Gunnison v. Abbott
This text of 61 A. 589 (Gunnison v. Abbott) is published on Counsel Stack Legal Research, covering Supreme Court of New Hampshire primary law. Counsel Stack provides free access to over 12 million legal documents including statutes, case law, regulations, and constitutions.
Opinion
Chellis is the plaintiff in interest, and the case will be considered as though he were the plaintiff of record. The general verdict in his favor includes a finding that be knew at the time he attached the horses on the writ against Daniels that Abbott had previously attached them as Daniels property, and that relying thereon he attached them and changed his position. Such a finding is not only not inconsistent with the special facts found in the case, but could reasonably be inferred from them.
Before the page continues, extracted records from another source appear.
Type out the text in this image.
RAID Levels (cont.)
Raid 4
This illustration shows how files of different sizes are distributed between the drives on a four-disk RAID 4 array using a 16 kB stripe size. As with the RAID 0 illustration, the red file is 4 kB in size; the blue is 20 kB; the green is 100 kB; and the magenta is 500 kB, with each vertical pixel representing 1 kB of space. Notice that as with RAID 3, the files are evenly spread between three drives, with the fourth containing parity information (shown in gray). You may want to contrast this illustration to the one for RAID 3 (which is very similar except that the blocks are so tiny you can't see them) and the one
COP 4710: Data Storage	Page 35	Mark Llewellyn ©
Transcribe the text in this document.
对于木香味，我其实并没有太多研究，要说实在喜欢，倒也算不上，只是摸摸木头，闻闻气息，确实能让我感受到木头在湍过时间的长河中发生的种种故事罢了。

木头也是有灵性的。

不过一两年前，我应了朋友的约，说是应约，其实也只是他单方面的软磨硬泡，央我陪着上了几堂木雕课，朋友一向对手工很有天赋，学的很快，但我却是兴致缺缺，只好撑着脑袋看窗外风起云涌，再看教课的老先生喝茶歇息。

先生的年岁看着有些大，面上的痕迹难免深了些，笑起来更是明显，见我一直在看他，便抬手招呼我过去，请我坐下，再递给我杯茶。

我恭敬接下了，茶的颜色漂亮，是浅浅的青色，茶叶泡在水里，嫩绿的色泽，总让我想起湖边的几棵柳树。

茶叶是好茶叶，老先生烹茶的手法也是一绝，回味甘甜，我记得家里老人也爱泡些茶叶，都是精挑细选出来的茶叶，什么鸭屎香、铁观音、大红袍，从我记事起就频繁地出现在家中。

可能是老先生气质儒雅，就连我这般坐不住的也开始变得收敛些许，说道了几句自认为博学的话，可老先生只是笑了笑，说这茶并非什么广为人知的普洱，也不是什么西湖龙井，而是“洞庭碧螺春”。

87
Under these circumstances, if Abbott were allowed to rescind the sale to Daniels and hold the' horses as his own Chellis would suffer a detriment, for he would be liable in damages as a tort-feasor. Farley v. Lincoln, 51 N. H. 577; Moody v. Drown, 58 N. H. 45; Thurston v. Blanchard, 22 Pick. 18. It follows that Abbott is es-topped to set up a right to rescind the sale because of Daniels’ fraud (Haynes v. Sanborn, 45 N. H. 429; Carpenter v. Cummings, 40 N. H. 158; Evans v. Warren, 122 Mass. 303), and that there should be judgment for the plaintiff.
Exception overruled.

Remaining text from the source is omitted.